What if we want to have the fastest Lua table <-> relaxed JSON conversion possible? We came up with a highly optimized LuaJIT code we use for handling JSONs at BeamNG since a few years. But there is a way to go further -- hacking on the C source code of the interpreter itself to add compiled built-in JSON support. How much extra performance can we squeeze out by going a level deeper?

Get ready for juicy benchmarks and an optimization story from a real usage perspective.

How To Move Bytes Around

2026-02-01T15:10:00+01:00

If you take a random program and start profiling it, you'll usually find that the memcpy function is at the top. However, this doesn't necessarily mean memcpy is slow. The most hopeless thing a C++/Rust developer can do (while no one is watching) is optimize memcpy to move bytes faster. That's exactly what we'll do.

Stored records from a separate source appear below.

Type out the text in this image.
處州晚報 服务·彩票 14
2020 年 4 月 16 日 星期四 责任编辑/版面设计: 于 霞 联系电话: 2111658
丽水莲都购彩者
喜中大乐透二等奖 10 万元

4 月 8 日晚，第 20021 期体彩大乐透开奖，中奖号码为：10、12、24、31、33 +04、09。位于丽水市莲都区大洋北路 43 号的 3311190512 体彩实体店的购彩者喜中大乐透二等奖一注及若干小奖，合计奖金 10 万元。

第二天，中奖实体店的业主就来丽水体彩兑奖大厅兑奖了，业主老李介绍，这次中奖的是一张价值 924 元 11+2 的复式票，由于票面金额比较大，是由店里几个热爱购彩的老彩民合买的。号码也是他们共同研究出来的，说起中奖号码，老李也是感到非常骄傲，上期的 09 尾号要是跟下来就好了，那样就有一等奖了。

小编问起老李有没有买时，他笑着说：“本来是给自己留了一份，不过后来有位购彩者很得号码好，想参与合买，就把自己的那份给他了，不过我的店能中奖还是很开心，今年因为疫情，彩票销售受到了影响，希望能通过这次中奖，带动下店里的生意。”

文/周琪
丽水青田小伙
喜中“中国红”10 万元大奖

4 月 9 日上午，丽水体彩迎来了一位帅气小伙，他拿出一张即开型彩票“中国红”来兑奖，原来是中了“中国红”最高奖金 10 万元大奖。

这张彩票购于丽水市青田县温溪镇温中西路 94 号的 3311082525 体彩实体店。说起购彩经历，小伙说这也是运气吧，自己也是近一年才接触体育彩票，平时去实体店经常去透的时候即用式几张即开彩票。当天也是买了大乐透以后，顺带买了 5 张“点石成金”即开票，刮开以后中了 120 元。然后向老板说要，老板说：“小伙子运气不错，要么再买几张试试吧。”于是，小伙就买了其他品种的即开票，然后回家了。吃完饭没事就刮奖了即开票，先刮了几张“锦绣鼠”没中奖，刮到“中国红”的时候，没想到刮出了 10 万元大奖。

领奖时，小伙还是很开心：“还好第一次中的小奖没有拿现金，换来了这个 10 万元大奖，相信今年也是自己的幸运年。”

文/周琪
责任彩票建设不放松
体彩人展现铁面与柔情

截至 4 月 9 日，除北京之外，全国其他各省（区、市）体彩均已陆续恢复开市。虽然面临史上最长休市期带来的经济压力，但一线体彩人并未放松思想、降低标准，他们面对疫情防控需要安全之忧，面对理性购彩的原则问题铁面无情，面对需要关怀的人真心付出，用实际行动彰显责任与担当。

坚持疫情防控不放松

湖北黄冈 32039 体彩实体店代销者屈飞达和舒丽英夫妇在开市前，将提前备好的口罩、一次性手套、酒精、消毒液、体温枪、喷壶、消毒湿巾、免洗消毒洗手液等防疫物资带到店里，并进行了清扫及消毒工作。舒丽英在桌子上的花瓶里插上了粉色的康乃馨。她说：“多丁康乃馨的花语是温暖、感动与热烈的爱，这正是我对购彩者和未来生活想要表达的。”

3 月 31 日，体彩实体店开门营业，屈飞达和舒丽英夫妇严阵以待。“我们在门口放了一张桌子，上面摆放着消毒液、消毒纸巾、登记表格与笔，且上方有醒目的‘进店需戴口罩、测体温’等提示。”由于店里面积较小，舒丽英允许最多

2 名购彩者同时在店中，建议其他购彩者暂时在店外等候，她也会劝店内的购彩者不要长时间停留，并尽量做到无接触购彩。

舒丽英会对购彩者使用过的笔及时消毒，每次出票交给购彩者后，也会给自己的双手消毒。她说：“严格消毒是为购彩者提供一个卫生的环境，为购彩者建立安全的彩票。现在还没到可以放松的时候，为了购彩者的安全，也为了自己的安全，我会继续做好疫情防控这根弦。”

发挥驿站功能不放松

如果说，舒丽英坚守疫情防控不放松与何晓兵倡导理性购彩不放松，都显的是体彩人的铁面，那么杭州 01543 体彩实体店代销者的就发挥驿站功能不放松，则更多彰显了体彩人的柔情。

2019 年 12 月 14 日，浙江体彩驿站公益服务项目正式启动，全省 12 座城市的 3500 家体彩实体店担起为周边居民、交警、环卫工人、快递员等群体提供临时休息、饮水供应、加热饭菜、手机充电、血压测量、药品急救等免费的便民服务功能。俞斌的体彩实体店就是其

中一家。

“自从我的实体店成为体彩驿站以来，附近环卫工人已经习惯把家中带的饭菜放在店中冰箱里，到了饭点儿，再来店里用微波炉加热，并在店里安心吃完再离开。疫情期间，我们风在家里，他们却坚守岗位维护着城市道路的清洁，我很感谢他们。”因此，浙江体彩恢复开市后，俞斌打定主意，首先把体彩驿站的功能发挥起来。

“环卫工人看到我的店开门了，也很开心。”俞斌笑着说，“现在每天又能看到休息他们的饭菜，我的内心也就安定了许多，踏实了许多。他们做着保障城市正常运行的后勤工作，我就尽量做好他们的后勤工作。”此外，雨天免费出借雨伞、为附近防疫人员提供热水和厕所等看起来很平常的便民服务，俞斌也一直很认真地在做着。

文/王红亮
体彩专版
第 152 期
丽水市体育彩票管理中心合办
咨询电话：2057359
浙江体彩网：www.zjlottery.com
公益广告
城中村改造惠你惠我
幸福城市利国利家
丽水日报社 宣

A Performance Comparison of Kubernetes Multi-Cluster Networking

2026-02-01T15:50:00+01:00

Driven by application, compliance, and end-user requirements, companies opt to deploy multiple Kubernetes clusters across public and private clouds. However, deploying applications in multi-cluster environments presents distinct challenges, especially managing the communication between the microservices spread across clusters. Traditionally, custom configurations, like VPNs or firewall rules, were required to connect such complex setups of clusters spanning the public cloud and on-premise infrastructure. This talk presents a comprehensive analysis of network performance characteristics for three popular open-source multi-cluster networking solutions (namely, Skupper, Submariner and Istio), addressing the challenges of microservices connectivity across clusters. We evaluate key factors such as latency, throughput, and resource utilization using established tools and benchmarks, offering valuable insights for organizations aiming to optimize the network performance of their multi-cluster deployments. Our experiments revealed that each solution involves unique trade-offs in performance and resource efficiency: Submariner offers low latency and consistency, Istio excels in throughput with moderate resource consumption, and Skupper stands out for its ease of configuration while maintaining balanced performance.

Load Testing Real React Applications for Production Performance

2026-02-01T16:30:00+01:00

In this talk, we'll explore how we built comprehensive load testing for React applications at Mattermost, achieving 100,000 concurrent users in production-like environments. We'll begin by revealing why traditional API testing missed critical browser issues that only emerged at scale. Next, we'll demonstrate our open-source tool that uses Playwright to run thousands of real browsers, measuring React-specific metrics like component render times, memory leaks, and state management bottlenecks. Finally, we'll share the optimization journey that reduced browser memory and enabled true production readiness, ensuring our React application performs flawlessly for enterprise customers.